Glycogenic hepatopathy in a primitive teleost fish model: the inductive effect of high carbohydrate diet and the alleviating role of betaine.

Carbohydrate-induced glycogenic hepatopathy is underdiagnosed and difficult to discriminate from hepatic steatosis in humans. The present study used liver biopsy and other diagnostic tools, and adopted metabolomic technology to identify glycogenic hepatopathy rather than hepatic steatosis in largemouth bass induced by high carbohydrate diet (HC). HC induced obvious liver injury in largemouth bass with disarranged hepatocytes, partial cell membrane damage, and irregular distribution of nuclei, accompanied by increased serum ALT and AST activities. PAS staining and glycogen content analysis detected significant increases in liver glycogen content, whereas intrahepatic triglyceride content and programmed cell death were not affected.
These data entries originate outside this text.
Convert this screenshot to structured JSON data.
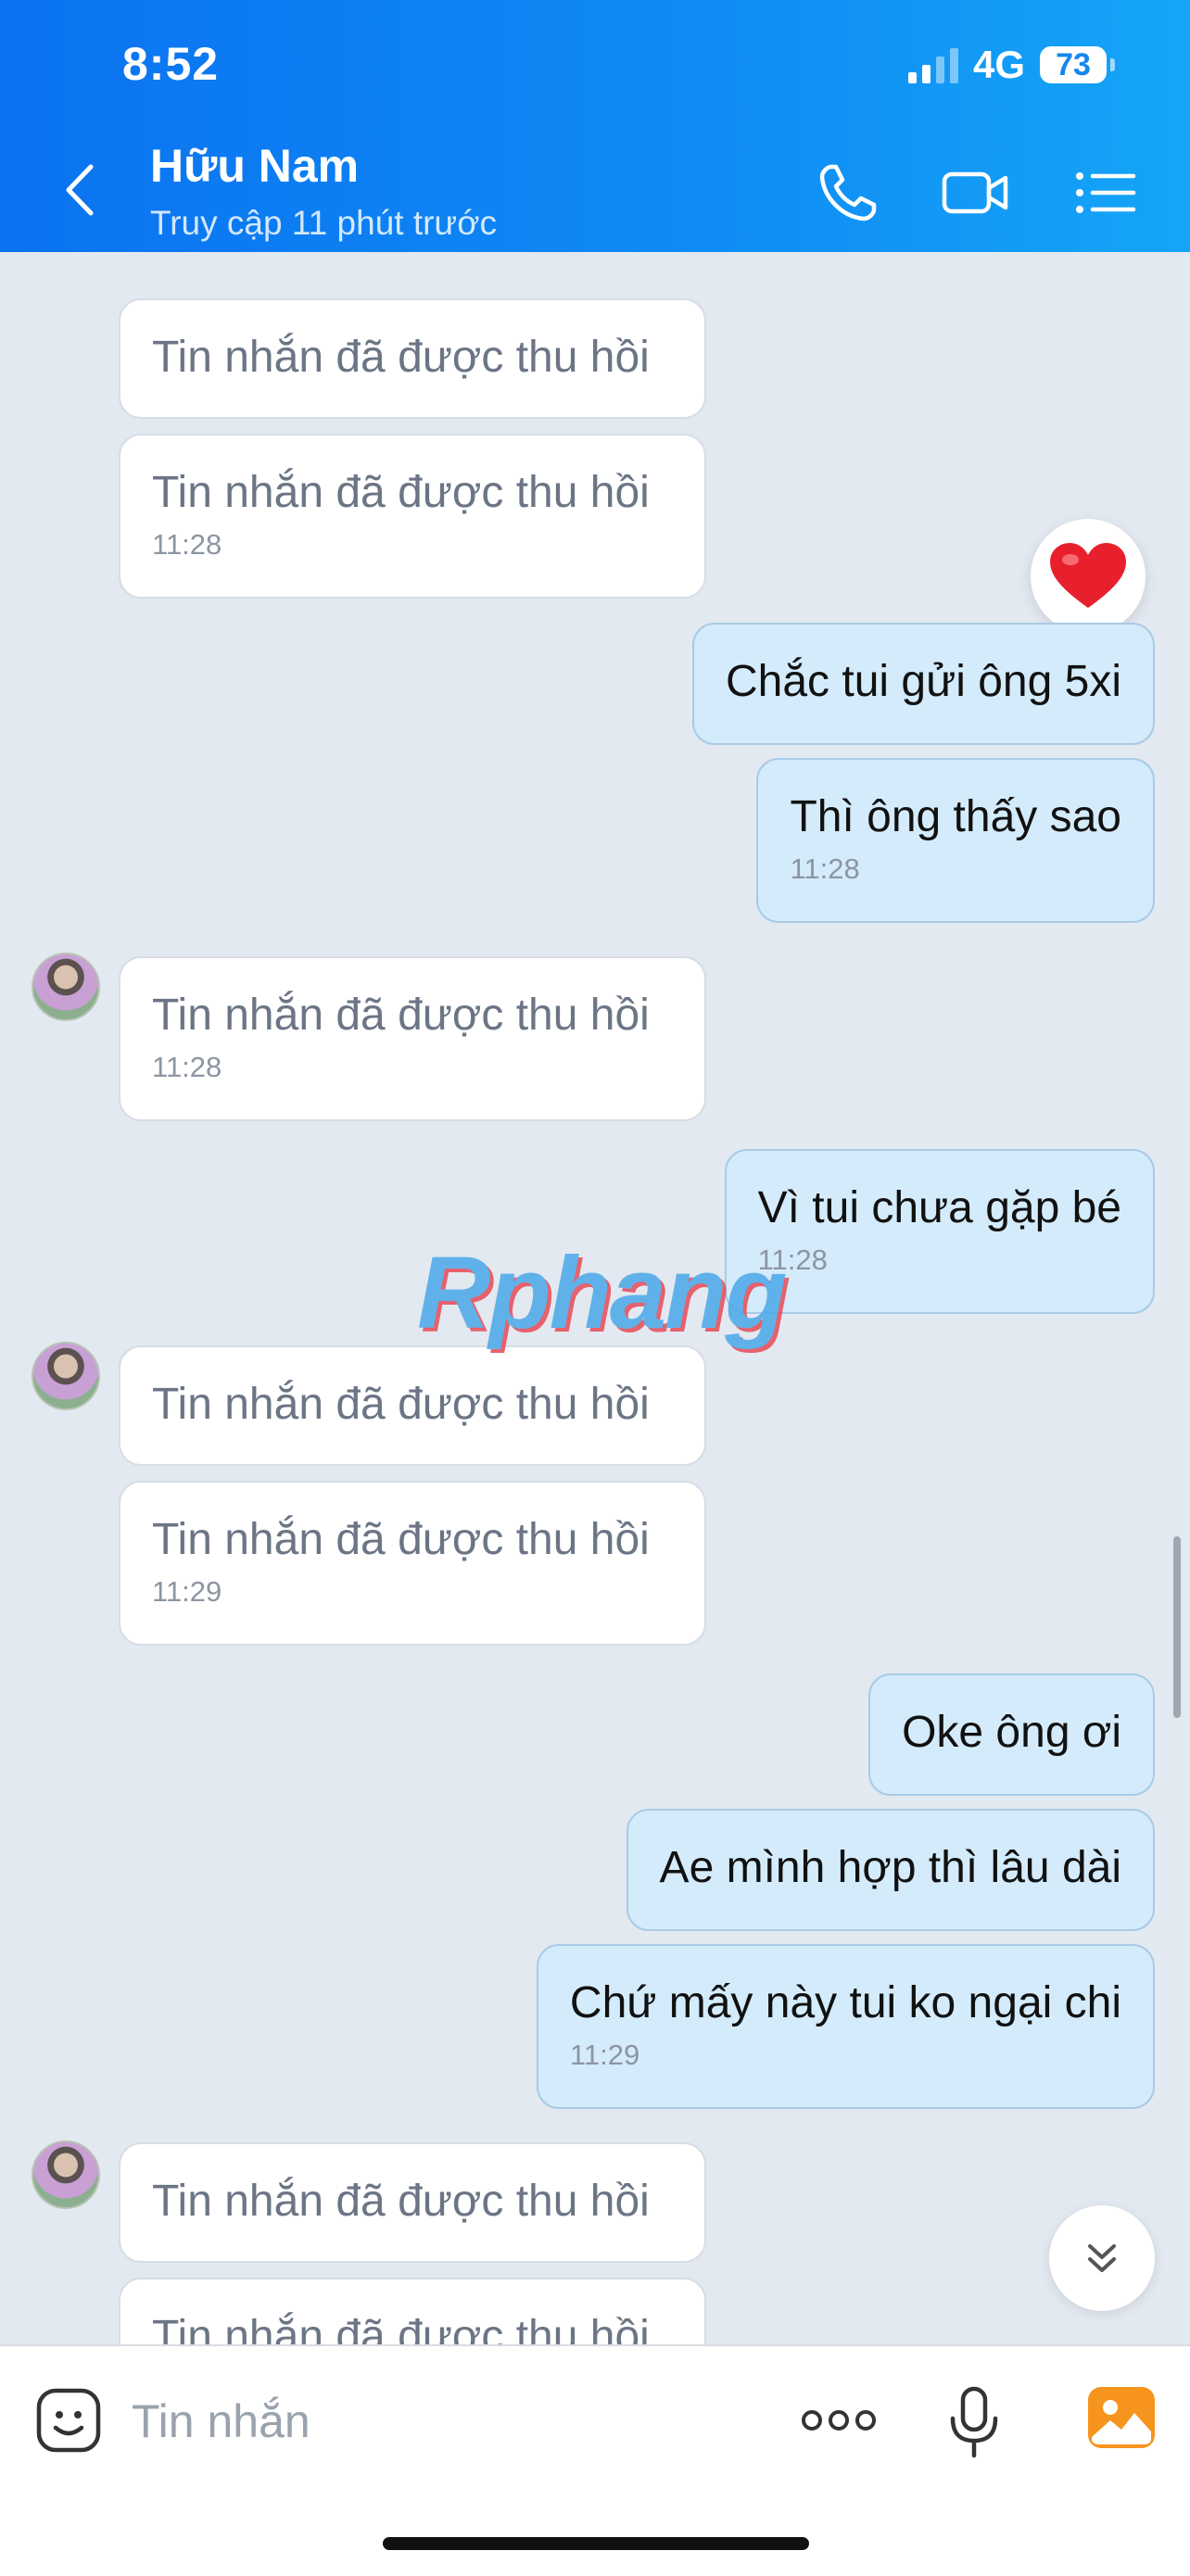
{
  "status_bar": {
    "time": "8:52",
    "network": "4G",
    "battery": "73"
  },
  "header": {
    "contact_name": "Hữu Nam",
    "contact_status": "Truy cập 11 phút trước"
  },
  "messages": [
    {
      "dir": "recv",
      "text": "Tin nhắn đã được thu hồi",
      "time": ""
    },
    {
      "dir": "recv",
      "text": "Tin nhắn đã được thu hồi",
      "time": "11:28"
    },
    {
      "dir": "sent",
      "text": "Chắc tui gửi ông 5xi",
      "time": ""
    },
    {
      "dir": "sent",
      "text": "Thì ông thấy sao",
      "time": "11:28"
    },
    {
      "dir": "recv",
      "text": "Tin nhắn đã được thu hồi",
      "time": "11:28"
    },
    {
      "dir": "sent",
      "text": "Vì tui chưa gặp bé",
      "time": "11:28"
    },
    {
      "dir": "recv",
      "text": "Tin nhắn đã được thu hồi",
      "time": ""
    },
    {
      "dir": "recv",
      "text": "Tin nhắn đã được thu hồi",
      "time": "11:29"
    },
    {
      "dir": "sent",
      "text": "Oke ông ơi",
      "time": ""
    },
    {
      "dir": "sent",
      "text": "Ae mình hợp thì lâu dài",
      "time": ""
    },
    {
      "dir": "sent",
      "text": "Chứ mấy này tui ko ngại chi",
      "time": "11:29"
    },
    {
      "dir": "recv",
      "text": "Tin nhắn đã được thu hồi",
      "time": ""
    },
    {
      "dir": "recv",
      "text": "Tin nhắn đã được thu hồi",
      "time": ""
    }
  ],
  "reaction": {
    "icon": "heart-icon",
    "color": "#e8202e"
  },
  "watermark": "Rphang",
  "input": {
    "placeholder": "Tin nhắn"
  },
  "colors": {
    "header": "#0f8cf5",
    "sent_bubble": "#d4ebfb",
    "received_bubble": "#ffffff",
    "background": "#e3e9f1"
  }
}
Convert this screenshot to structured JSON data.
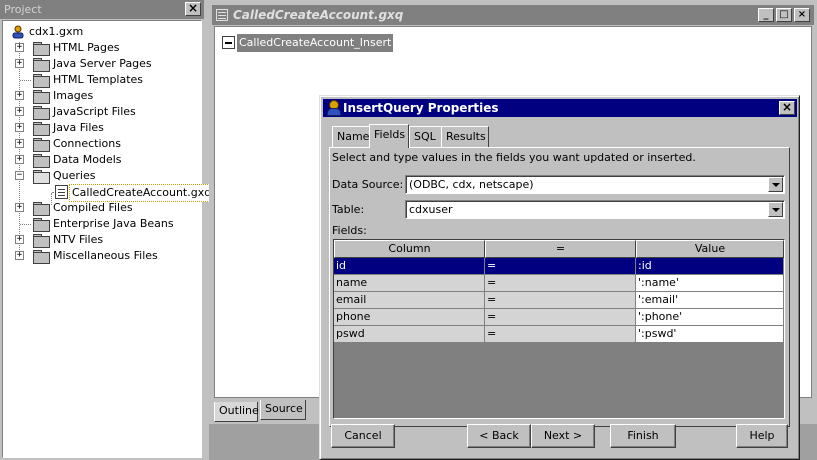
{
  "project": {
    "title": "Project",
    "root_label": "cdx1.gxm",
    "items": [
      {
        "label": "HTML Pages",
        "expandable": true
      },
      {
        "label": "Java Server Pages",
        "expandable": true
      },
      {
        "label": "HTML Templates",
        "expandable": false
      },
      {
        "label": "Images",
        "expandable": true
      },
      {
        "label": "JavaScript Files",
        "expandable": true
      },
      {
        "label": "Java Files",
        "expandable": true
      },
      {
        "label": "Connections",
        "expandable": true
      },
      {
        "label": "Data Models",
        "expandable": true
      },
      {
        "label": "Queries",
        "expandable": true,
        "open": true
      },
      {
        "label": "Compiled Files",
        "expandable": true
      },
      {
        "label": "Enterprise Java Beans",
        "expandable": false
      },
      {
        "label": "NTV Files",
        "expandable": true
      },
      {
        "label": "Miscellaneous Files",
        "expandable": true
      }
    ],
    "query_child": "CalledCreateAccount.gxq"
  },
  "editor": {
    "title": "CalledCreateAccount.gxq",
    "node_label": "CalledCreateAccount_Insert",
    "tabs": [
      "Outline",
      "Source"
    ],
    "window_buttons": [
      "_",
      "□",
      "×"
    ]
  },
  "dialog": {
    "title": "InsertQuery Properties",
    "tabs": [
      "Name",
      "Fields",
      "SQL",
      "Results"
    ],
    "active_tab": "Fields",
    "instruction": "Select and type values in the fields you want updated or inserted.",
    "data_source_label": "Data Source:",
    "data_source_value": "(ODBC, cdx, netscape)",
    "table_label": "Table:",
    "table_value": "cdxuser",
    "fields_label": "Fields:",
    "grid_headers": [
      "Column",
      "=",
      "Value"
    ],
    "rows": [
      {
        "column": "id",
        "op": "=",
        "value": ":id",
        "selected": true
      },
      {
        "column": "name",
        "op": "=",
        "value": "':name'"
      },
      {
        "column": "email",
        "op": "=",
        "value": "':email'"
      },
      {
        "column": "phone",
        "op": "=",
        "value": "':phone'"
      },
      {
        "column": "pswd",
        "op": "=",
        "value": "':pswd'"
      }
    ],
    "buttons": {
      "cancel": "Cancel",
      "back": "< Back",
      "next": "Next >",
      "finish": "Finish",
      "help": "Help"
    }
  }
}
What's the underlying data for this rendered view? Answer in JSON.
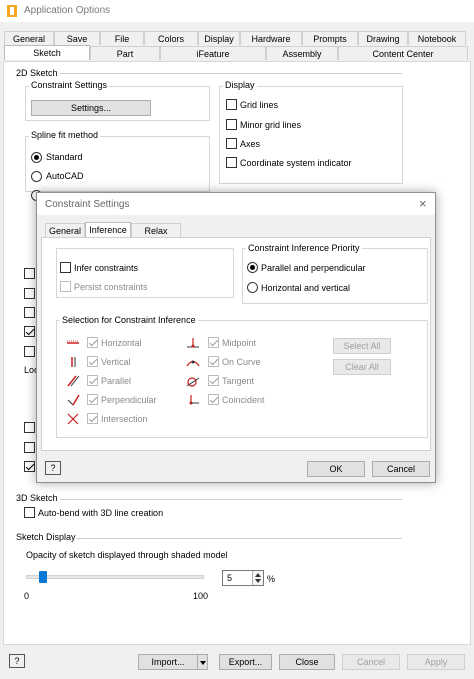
{
  "window": {
    "title": "Application Options"
  },
  "tabs_row1": [
    "General",
    "Save",
    "File",
    "Colors",
    "Display",
    "Hardware",
    "Prompts",
    "Drawing",
    "Notebook"
  ],
  "tabs_row2": [
    "Sketch",
    "Part",
    "iFeature",
    "Assembly",
    "Content Center"
  ],
  "sketch2d": {
    "title": "2D Sketch",
    "constraint_settings": {
      "label": "Constraint Settings",
      "button": "Settings..."
    },
    "spline": {
      "label": "Spline fit method",
      "options": [
        "Standard",
        "AutoCAD"
      ],
      "selected": "Standard"
    },
    "display": {
      "label": "Display",
      "items": [
        "Grid lines",
        "Minor grid lines",
        "Axes",
        "Coordinate system indicator"
      ]
    },
    "partial_label": "Loo"
  },
  "sketch3d": {
    "title": "3D Sketch",
    "auto_bend": "Auto-bend with 3D line creation"
  },
  "sketch_display": {
    "title": "Sketch Display",
    "opacity_label": "Opacity of sketch displayed through shaded model",
    "min": "0",
    "max": "100",
    "value": "5",
    "unit": "%",
    "level": 5
  },
  "bottom_buttons": {
    "import": "Import...",
    "export": "Export...",
    "close": "Close",
    "cancel": "Cancel",
    "apply": "Apply",
    "help": "?"
  },
  "dialog": {
    "title": "Constraint Settings",
    "tabs": [
      "General",
      "Inference",
      "Relax Mode"
    ],
    "infer": {
      "infer_label": "Infer constraints",
      "persist_label": "Persist constraints"
    },
    "priority": {
      "title": "Constraint Inference Priority",
      "options": [
        "Parallel and perpendicular",
        "Horizontal and vertical"
      ]
    },
    "selection": {
      "title": "Selection for Constraint Inference",
      "left": [
        "Horizontal",
        "Vertical",
        "Parallel",
        "Perpendicular",
        "Intersection"
      ],
      "right": [
        "Midpoint",
        "On Curve",
        "Tangent",
        "Coincident"
      ],
      "select_all": "Select All",
      "clear_all": "Clear All"
    },
    "ok": "OK",
    "cancel": "Cancel",
    "help": "?"
  },
  "colors": {
    "accent": "#0078d7",
    "icon_red": "#cc1f1f"
  }
}
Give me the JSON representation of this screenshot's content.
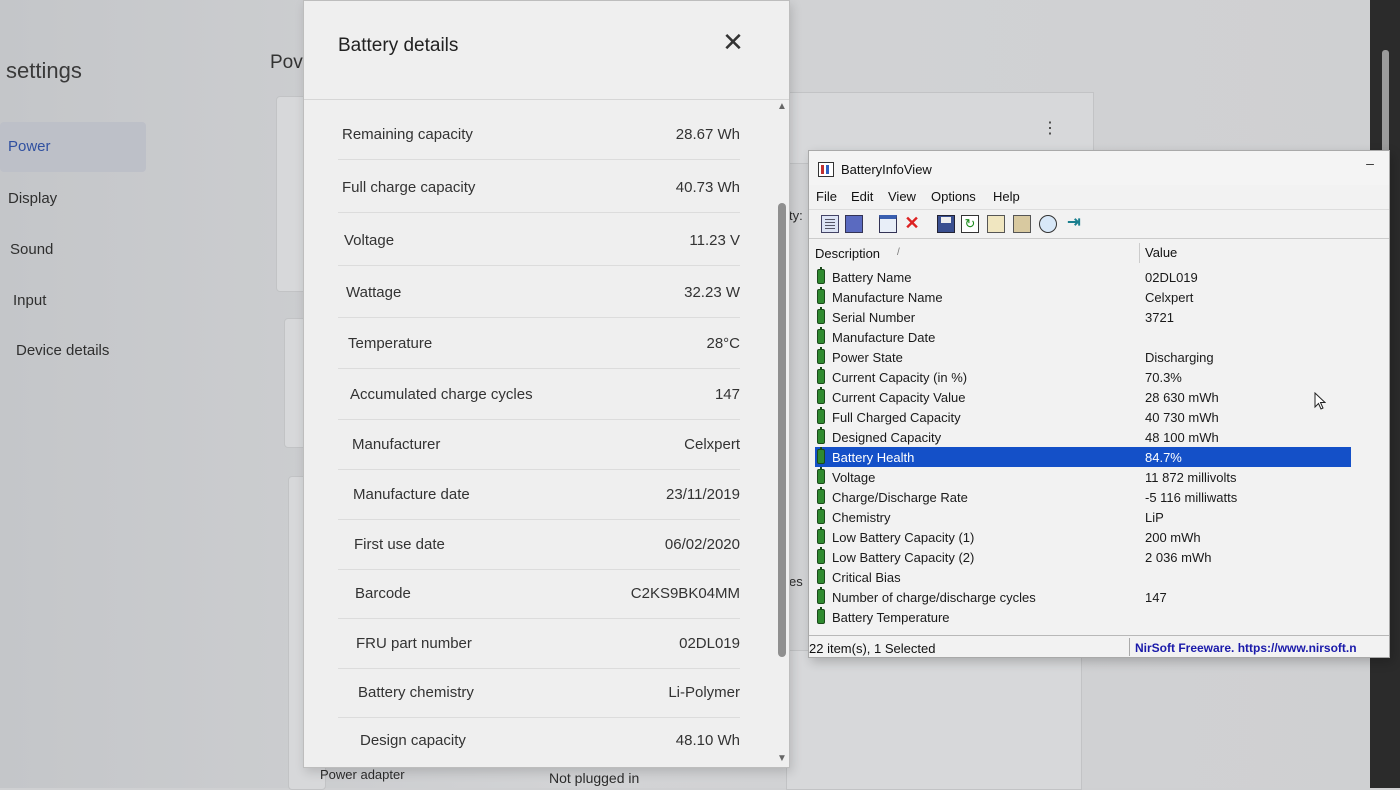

Metabolomic analysis indicated that up-regulated metabolites were mainly enriched in glycogen synthesis precursors, whereas betaine and unsaturated fatty acids were down-regulated, confirming that HC induced glycogenic hepatopathy rather than hepatic steatosis in largemouth bass. The significantly decreased betaine in both serum and liver of largemouth bass served as a potential key regulator in such disease, whose supplementation could alleviate HC-induced liver injury and serum ALT activity. Betaine supplementation increased betaine and carnitine contents in liver and serum, resulting in decreased hepatic glycogen deposition and cortisol content in largemouth bass. Further study showed that dietary betaine significantly improved the capacity of largemouth bass to resist against ammonia stress. Therefore, our study established a glycogenic hepatopathy-inducing and evaluation model in a primitive teleost and also identified the betaine as the key metabolic marker and prevent strategy, which help advance the understanding of human liver diseases. SUPPLEMENTARY INFORMATION: The online version contains supplementary material available at 10.1007/s42995-025-00301-0.